In late August, I wondered if we had taken Rodgers’ dominance for granted. After all, he had a career passer rating of 104.9, the best ever. Then in 2013, he produced a passer rating of … 104.9, the fifth best mark among qualifying passers.

Passer rating stinks, as we all know, but Rodgers is dominant in nearly every metric. If we break passer rating down into its four parts we see:

  • Entering 2013, Rodgers was the career leader in completion percentage. Drew Brees now holds a 0.1% edge over Rodgers in this category. Rodgers completed 66.6% of his passes last year, the 5th best mark of 2013.
  • Rodgers was the career leader in interception rate entering 2013, and still holds that crown. Believe it or not, his 2.1% interception rate last year ranked only 12th.
  • With a 5.9% touchdown rate in 2013 (5th best), he remains the active leader in touchdown percentage.
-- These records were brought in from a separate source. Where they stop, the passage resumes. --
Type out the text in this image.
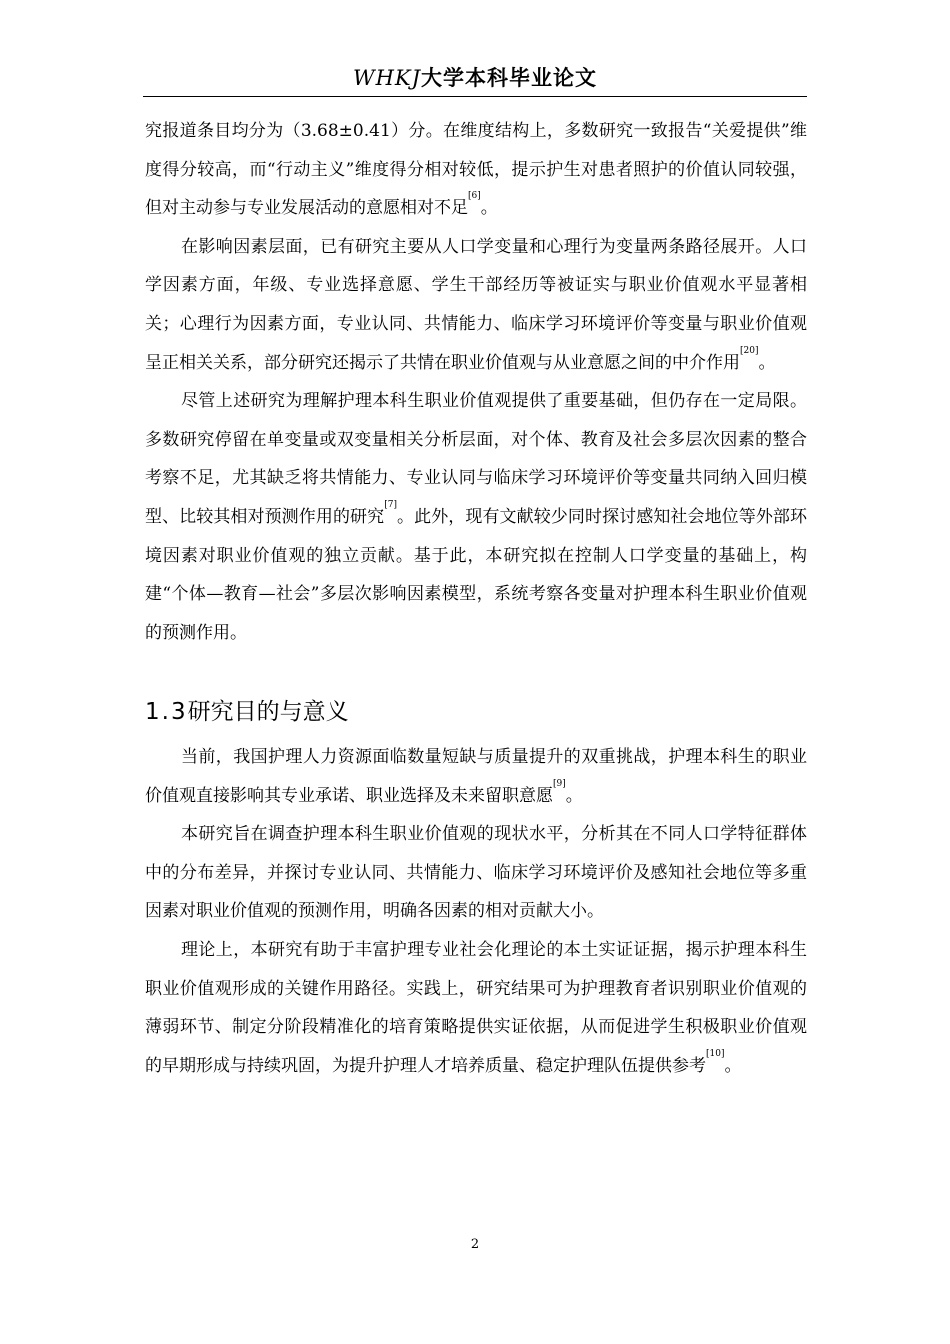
WHKJ大学本科毕业论文

究报道条目均分为（3.68±0.41）分。在维度结构上，多数研究一致报告“关爱提供”维度得分较高，而“行动主义”维度得分相对较低，提示护生对患者照护的价值认同较强，但对主动参与专业发展活动的意愿相对不足[6]。

在影响因素层面，已有研究主要从人口学变量和心理行为变量两条路径展开。人口学因素方面，年级、专业选择意愿、学生干部经历等被证实与职业价值观水平显著相关；心理行为因素方面，专业认同、共情能力、临床学习环境评价等变量与职业价值观呈正相关关系，部分研究还揭示了共情在职业价值观与从业意愿之间的中介作用[20]。

尽管上述研究为理解护理本科生职业价值观提供了重要基础，但仍存在一定局限。多数研究停留在单变量或双变量相关分析层面，对个体、教育及社会多层次因素的整合考察不足，尤其缺乏将共情能力、专业认同与临床学习环境评价等变量共同纳入回归模型、比较其相对预测作用的研究[7]。此外，现有文献较少同时探讨感知社会地位等外部环境因素对职业价值观的独立贡献。基于此，本研究拟在控制人口学变量的基础上，构建“个体—教育—社会”多层次影响因素模型，系统考察各变量对护理本科生职业价值观的预测作用。

1.3研究目的与意义

当前，我国护理人力资源面临数量短缺与质量提升的双重挑战，护理本科生的职业价值观直接影响其专业承诺、职业选择及未来留职意愿[9]。

本研究旨在调查护理本科生职业价值观的现状水平，分析其在不同人口学特征群体中的分布差异，并探讨专业认同、共情能力、临床学习环境评价及感知社会地位等多重因素对职业价值观的预测作用，明确各因素的相对贡献大小。

理论上，本研究有助于丰富护理专业社会化理论的本土实证证据，揭示护理本科生职业价值观形成的关键作用路径。实践上，研究结果可为护理教育者识别职业价值观的薄弱环节、制定分阶段精准化的培育策略提供实证依据，从而促进学生积极职业价值观的早期形成与持续巩固，为提升护理人才培养质量、稳定护理队伍提供参考[10]。

2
Everyone ahead of him on the career list began their career before 1960.
  • Rodgers was the active leader in yards/attempt prior to 2013, and then he had another dominant year by producing an 8.7 average (2nd best). He’s now widened his lead in this metric and should remain the active leader for the foreseeable future.

What can we learn: That Rodgers is the man? Of course, this year we got to see that first-hand. The Packers went 6-3 in Rodgers’ 9 starts and 2-4-1 without him, but remember, he threw just two passes in his Bears start, which the Packers lost. Count that as a non-Rodgers game, and Green Bay went 6-2 with him and 2-5-1 without him. From there, one might infer that he added 3.5 wins to the Packers last year, tied for the 4th most ever from a quarterback relative to his backups.

The only area where Rodgers struggles is with sacks, and it’s worth remembering that all of his other rate stats are slightly inflated because they do not include sacks in the denominator. He’s still the man, of course, but sacks, era adjustments, and the fact that he isn’t done producing top seasons is why he “only” ranked 12th and 14th on these lists.

{ 3 comments }
  • Laverneus Dinglefoot March 29, 2014, 12:18 pm

    The bit about Rodgers made me think of this. One thing have done to include sacks in the rating but still produce a number that non-stat people recognize is find ln(ANY/A) and multiply by 50. It generally spits out a number similar to passer rating. It may be a bit arbitrary, but when Rodgers is the career leader with 7.59 ANY/A, most fans don’t really “get” that. My quickfix equation gives him a 101.34, which it closer to what people are used to seeing.

    Looking at the career top 10 in ANY/A, only Marino has a passer rating under 90. But in this system, he gets a 94 as a reward for being so darned good at avoiding sacks. Like I said, it is somewhat arbitrary, but it gets the job done for this guy.